When Yemeni President Ali Abdullah Saleh ordered his military on March 18 to fire on peaceful protesters calling for his resignation, he sealed his fate. A wave of military, government and diplomatic defections, led by his long-time ally First Armored Brigade Commander General Ali Muhsin al-Ahmar, rocked his regime.
However, although al-Ahmar announced that he was appalled by the use of force and vowed to defend the constitution, his decision was anything but altruistic. The disgruntled general, who has long-standing ties to the type of jihadists that the US is battling in Yemen, merely sought to settle a score with the president’s family.
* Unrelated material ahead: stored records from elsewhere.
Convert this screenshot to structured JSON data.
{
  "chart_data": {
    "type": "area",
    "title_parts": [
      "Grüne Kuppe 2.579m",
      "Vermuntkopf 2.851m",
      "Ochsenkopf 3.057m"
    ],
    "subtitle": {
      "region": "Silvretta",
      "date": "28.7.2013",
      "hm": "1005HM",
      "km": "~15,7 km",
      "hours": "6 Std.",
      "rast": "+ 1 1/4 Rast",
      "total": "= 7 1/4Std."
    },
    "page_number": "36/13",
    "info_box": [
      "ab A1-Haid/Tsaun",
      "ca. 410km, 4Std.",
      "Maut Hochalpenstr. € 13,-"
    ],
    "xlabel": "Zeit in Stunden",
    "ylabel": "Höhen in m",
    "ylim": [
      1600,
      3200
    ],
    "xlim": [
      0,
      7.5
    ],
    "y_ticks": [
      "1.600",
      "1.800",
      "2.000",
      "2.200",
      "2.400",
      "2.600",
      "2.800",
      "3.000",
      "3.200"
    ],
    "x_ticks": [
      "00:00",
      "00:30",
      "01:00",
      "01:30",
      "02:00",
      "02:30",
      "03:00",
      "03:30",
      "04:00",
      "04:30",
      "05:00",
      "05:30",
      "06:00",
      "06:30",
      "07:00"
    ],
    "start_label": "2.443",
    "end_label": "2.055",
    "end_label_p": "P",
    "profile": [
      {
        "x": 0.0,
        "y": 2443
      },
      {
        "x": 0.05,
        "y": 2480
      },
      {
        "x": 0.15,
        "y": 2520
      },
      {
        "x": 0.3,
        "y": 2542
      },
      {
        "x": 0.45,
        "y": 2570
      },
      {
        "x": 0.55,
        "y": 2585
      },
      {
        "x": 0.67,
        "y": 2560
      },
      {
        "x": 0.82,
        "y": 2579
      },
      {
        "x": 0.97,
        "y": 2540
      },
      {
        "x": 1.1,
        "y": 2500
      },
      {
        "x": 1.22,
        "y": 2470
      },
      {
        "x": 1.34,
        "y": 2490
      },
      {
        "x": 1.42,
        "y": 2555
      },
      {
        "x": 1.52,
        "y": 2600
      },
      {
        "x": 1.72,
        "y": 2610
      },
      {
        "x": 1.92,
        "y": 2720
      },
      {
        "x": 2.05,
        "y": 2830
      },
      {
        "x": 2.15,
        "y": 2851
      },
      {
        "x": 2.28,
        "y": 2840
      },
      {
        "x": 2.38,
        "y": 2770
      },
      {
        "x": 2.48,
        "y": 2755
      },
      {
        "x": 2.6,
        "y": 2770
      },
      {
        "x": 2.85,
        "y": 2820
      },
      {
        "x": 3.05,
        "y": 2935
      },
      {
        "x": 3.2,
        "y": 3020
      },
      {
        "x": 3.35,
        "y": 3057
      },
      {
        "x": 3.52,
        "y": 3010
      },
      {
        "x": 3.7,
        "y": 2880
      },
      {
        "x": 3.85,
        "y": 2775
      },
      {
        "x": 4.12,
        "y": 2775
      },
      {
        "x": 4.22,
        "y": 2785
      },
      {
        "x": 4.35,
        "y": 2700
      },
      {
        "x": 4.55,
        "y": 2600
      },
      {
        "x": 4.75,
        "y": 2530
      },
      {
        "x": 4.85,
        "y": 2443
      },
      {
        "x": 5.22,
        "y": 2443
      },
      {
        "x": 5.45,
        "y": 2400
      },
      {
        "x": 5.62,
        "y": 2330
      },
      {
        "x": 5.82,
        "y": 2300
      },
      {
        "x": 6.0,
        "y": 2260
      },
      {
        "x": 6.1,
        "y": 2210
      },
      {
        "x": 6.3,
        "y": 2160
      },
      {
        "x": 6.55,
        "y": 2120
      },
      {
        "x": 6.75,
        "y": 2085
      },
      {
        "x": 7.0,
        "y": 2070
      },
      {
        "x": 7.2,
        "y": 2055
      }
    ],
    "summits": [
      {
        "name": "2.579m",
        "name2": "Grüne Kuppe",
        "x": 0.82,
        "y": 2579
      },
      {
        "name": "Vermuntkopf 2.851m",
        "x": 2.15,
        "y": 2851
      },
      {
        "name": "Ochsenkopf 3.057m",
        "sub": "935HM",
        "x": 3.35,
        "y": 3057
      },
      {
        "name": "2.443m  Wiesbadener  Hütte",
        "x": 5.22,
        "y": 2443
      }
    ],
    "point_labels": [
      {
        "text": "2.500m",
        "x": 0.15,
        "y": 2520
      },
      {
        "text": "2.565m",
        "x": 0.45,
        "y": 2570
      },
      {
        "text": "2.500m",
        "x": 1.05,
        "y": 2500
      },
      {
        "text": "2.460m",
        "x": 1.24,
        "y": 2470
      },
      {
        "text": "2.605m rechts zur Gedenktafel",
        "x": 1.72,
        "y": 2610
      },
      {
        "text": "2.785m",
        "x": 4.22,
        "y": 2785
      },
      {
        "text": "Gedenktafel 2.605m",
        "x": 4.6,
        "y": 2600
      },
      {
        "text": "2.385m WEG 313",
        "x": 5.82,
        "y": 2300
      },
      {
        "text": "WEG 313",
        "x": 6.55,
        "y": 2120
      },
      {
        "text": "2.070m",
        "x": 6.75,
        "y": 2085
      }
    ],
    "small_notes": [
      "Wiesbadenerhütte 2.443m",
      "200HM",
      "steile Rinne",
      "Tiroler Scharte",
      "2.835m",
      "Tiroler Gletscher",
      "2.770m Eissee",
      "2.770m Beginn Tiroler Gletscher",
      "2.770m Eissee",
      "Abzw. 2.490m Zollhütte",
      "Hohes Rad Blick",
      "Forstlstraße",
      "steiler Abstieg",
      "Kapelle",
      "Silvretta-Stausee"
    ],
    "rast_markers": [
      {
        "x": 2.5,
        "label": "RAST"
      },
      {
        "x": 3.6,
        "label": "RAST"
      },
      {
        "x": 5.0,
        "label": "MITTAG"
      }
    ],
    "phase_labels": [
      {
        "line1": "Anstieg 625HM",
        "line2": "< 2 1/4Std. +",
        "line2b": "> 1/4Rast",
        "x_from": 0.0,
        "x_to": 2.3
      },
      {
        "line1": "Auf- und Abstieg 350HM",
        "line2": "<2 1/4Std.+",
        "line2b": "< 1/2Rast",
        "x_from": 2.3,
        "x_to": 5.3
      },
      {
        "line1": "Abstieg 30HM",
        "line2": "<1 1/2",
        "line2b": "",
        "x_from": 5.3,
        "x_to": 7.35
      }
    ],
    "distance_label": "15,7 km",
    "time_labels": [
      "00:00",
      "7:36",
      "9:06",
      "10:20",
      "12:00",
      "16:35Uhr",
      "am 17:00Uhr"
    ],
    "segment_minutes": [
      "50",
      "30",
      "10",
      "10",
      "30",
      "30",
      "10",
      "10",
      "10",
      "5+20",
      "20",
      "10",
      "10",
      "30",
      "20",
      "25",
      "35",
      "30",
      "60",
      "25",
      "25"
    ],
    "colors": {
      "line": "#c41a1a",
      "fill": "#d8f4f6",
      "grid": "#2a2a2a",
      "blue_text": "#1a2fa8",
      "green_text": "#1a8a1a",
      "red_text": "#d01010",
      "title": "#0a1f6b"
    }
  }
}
The relationship between al-Ahmar and Saleh extends to their youth, with Saleh’s mother having had a second marriage to al-Ahmar’s uncle. Though they are not half-brothers, this frequent, if mistaken reference, indicates their closeness. Al-Ahmar has long been considered either Saleh’s right-hand man or the country’s hidden president.
When the Nasserite party attempted to overthrow Saleh less than 100 days into his presidency, al-Ahmar defended him and quashed the coup. In 1994, his units put down a secessionist movement in the south.
However, as Saleh prepared the way for his son Ahmad — the head of the Presidential Guard — to succeed him, he began to marginalize al-Ahmar. In 2009, Saleh sacked al-Ahmar’s key backers, including Central Command Chief General al-Thahiri al-Shadadi and Lieutenant General Haydar al-Sanhani.
Al-Ahmar has also not benefited from the military aid that the US lavished on Yemen in the wake of al-Qaeda’s failed Christmas Day plot in 2009 to down a US airliner. While the Central Security Service, led by Saleh’s nephew Yahya, has received millions of US dollars to fight al-Qaeda in the Arabian Peninsula, al-Ahmar has been left out of the economic bonanza.
At the same time, al-Ahmar’s dismal performance in spearheading the war against the Houthi-led sectarian rebellion in the north made him a convenient scapegoat for the regime’s failures. The regime’s desire to get al-Ahmar out of the picture became clear during the last round of fighting against the Houthis in 2009-2010, when Saudi Arabia began bombing the rebels.
According to a US diplomatic cable released by WikiLeaks, Yemeni officials gave the Saudis the coordinates for al-Ahmar’s command center, telling them that it was a Houthi camp.
His relationship with Saleh frayed and his influence waning, al-Ahmar understood that his loyalty to Saleh had become a liability. So his decision to abandon Saleh stemmed less from his love of the constitution and democracy than from his desire to even the score with the president and his son, with whom he has long clashed.
Al-Ahmar’s relationship with jihadists is a source of serious concern. He is married to the sister of Tariq al-Fadhli, a Yemeni who fought alongside al-Qaeda leader Osama bin Ladin in Afghanistan. When more than 4,000 Arabs returned from fighting the Soviets in Afghanistan, al-Ahmar organized them into units and deployed them in the 1994 civil war in Yemen.
One jihadist who trained in al-Qaeda’s camps and met bin Ladin, told me that upon his return from Afghanistan, he was invited to meet al-Ahmar’s associates and was given a monthly stipend. During a 1999 trial of Yemenis convicted of kidnapping 16 Europeans, it emerged that the group’s ringleader called al-Ahmar during the ordeal. Though his ties to jihadists may be expedient rather than ideological, they are deeply worrying.